Il y avait de la lumière dans le bureau du juge. Le procureur était là, assis sur une chaise qu’il renversait en arrière, la cigarette aux lèvres. Le commissaire Féron y était aussi, ainsi que l’inspecteur Chabiron qui ne put s’empêcher de lancer à Maigret un regard à la fois triomphant et goguenard.
Sur le bureau, le commissaire vit tout de suite un morceau de tuyau de plomb d’environ vingt-cinq centimètres de long et quatre centimètres de diamètre.
— C’est ça ?
Tout le monde fit signe que oui.
— Pas d’empreintes ?
— Seulement des traces de sang et deux ou trois cheveux collés.
Le tuyau, peint en vert sombre, avait fait partie de l’installation d’une cuisine, d’une cave ou d’un garage. Les sections étaient nettes, faites vraisemblablement par un professionnel plusieurs mois auparavant, car le métal avait eu le temps de se ternir.
Le morceau avait-il été coupé lorsqu’on avait déplacé un évier ou un appareil quelconque ? C’était probable.
Maigret ouvrit la bouche pour demander où l’objet avait été découvert quand Chabot parla : — Racontez, inspecteur.
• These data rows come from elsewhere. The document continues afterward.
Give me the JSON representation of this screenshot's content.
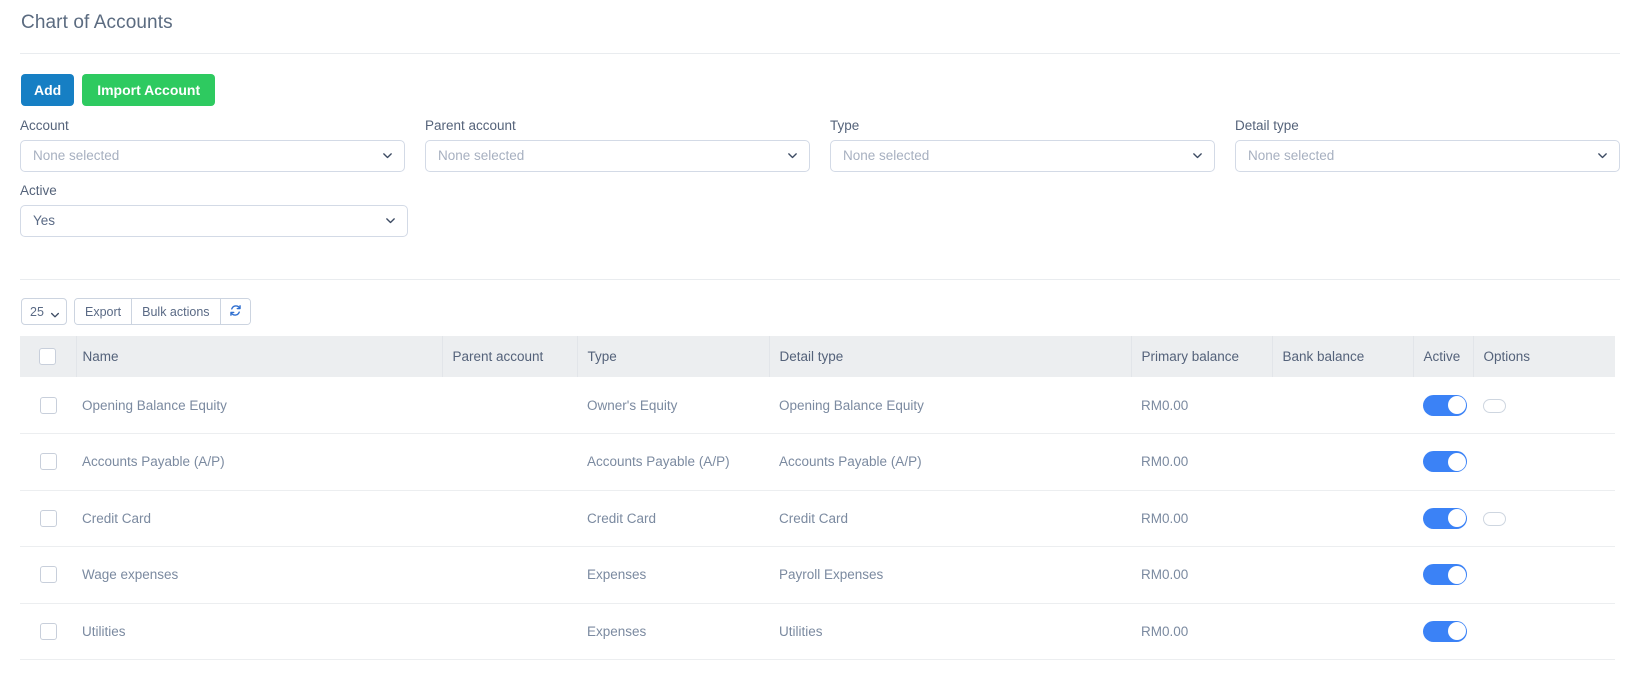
{
  "page": {
    "title": "Chart of Accounts"
  },
  "actions": {
    "add_label": "Add",
    "import_label": "Import Account"
  },
  "colors": {
    "add_button": "#167fc4",
    "import_button": "#2eca60",
    "toggle_on": "#3b82f6",
    "header_bg": "#eceef0",
    "text": "#5a6a85",
    "placeholder": "#a7b0c0"
  },
  "filters": [
    {
      "label": "Account",
      "value": "None selected",
      "filled": false
    },
    {
      "label": "Parent account",
      "value": "None selected",
      "filled": false
    },
    {
      "label": "Type",
      "value": "None selected",
      "filled": false
    },
    {
      "label": "Detail type",
      "value": "None selected",
      "filled": false
    },
    {
      "label": "Active",
      "value": "Yes",
      "filled": true
    }
  ],
  "toolbar": {
    "page_size": "25",
    "page_size_options": [
      "25"
    ],
    "export_label": "Export",
    "bulk_actions_label": "Bulk actions",
    "refresh_icon": "refresh-icon"
  },
  "table": {
    "columns": [
      "",
      "Name",
      "Parent account",
      "Type",
      "Detail type",
      "Primary balance",
      "Bank balance",
      "Active",
      "Options"
    ],
    "rows": [
      {
        "name": "Opening Balance Equity",
        "parent_account": "",
        "type": "Owner's Equity",
        "detail_type": "Opening Balance Equity",
        "primary_balance": "RM0.00",
        "bank_balance": "",
        "active": true,
        "has_option": true
      },
      {
        "name": "Accounts Payable (A/P)",
        "parent_account": "",
        "type": "Accounts Payable (A/P)",
        "detail_type": "Accounts Payable (A/P)",
        "primary_balance": "RM0.00",
        "bank_balance": "",
        "active": true,
        "has_option": false
      },
      {
        "name": "Credit Card",
        "parent_account": "",
        "type": "Credit Card",
        "detail_type": "Credit Card",
        "primary_balance": "RM0.00",
        "bank_balance": "",
        "active": true,
        "has_option": true
      },
      {
        "name": "Wage expenses",
        "parent_account": "",
        "type": "Expenses",
        "detail_type": "Payroll Expenses",
        "primary_balance": "RM0.00",
        "bank_balance": "",
        "active": true,
        "has_option": false
      },
      {
        "name": "Utilities",
        "parent_account": "",
        "type": "Expenses",
        "detail_type": "Utilities",
        "primary_balance": "RM0.00",
        "bank_balance": "",
        "active": true,
        "has_option": false
      }
    ]
  }
}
Chabiron, qui n’attendait que ce signal, prit un air modeste :
— Nous, à Poitiers, nous en sommes encore aux bonnes vieilles méthodes. De même que j’ai questionné avec mon camarade tous les habitants de la rue, je me suis mis à fouiller dans les coins. À quelques mètres de l’endroit où Gobillard a été assommé, il y a une grande porte qui donne sur une cour appartenant à un marchand de chevaux et entourée d’écuries. Ce matin, j’ai eu la curiosité d’y aller voir. Et, parmi le fumier qui couvre le sol, je n’ai pas tardé à trouver cet objet-là. Selon toutes probabilités, l’assassin, entendant des pas, l’a lancé pardessus le mur.
— Qui l’a examiné pour les empreintes ?
— Moi. Le commissaire Féron m’a aidé. Si nous ne sommes pas des experts, nous en savons assez pour relever des empreintes digitales. Il est certain que le meurtrier de Gobillard portait des gants. Quant aux cheveux, nous sommes allés à la morgue pour les comparer avec ceux du mort.
Il conclut avec satisfaction :
— Ça colle.
Maigret se garda d’émettre une opinion quelconque. Il y eut un silence, que le juge finit par rompre.
— Nous étions en train de discuter de ce qu’il convient maintenant de faire. Cette découverte paraît, du moins à première vue, confirmer la déposition d’Émile Chalus.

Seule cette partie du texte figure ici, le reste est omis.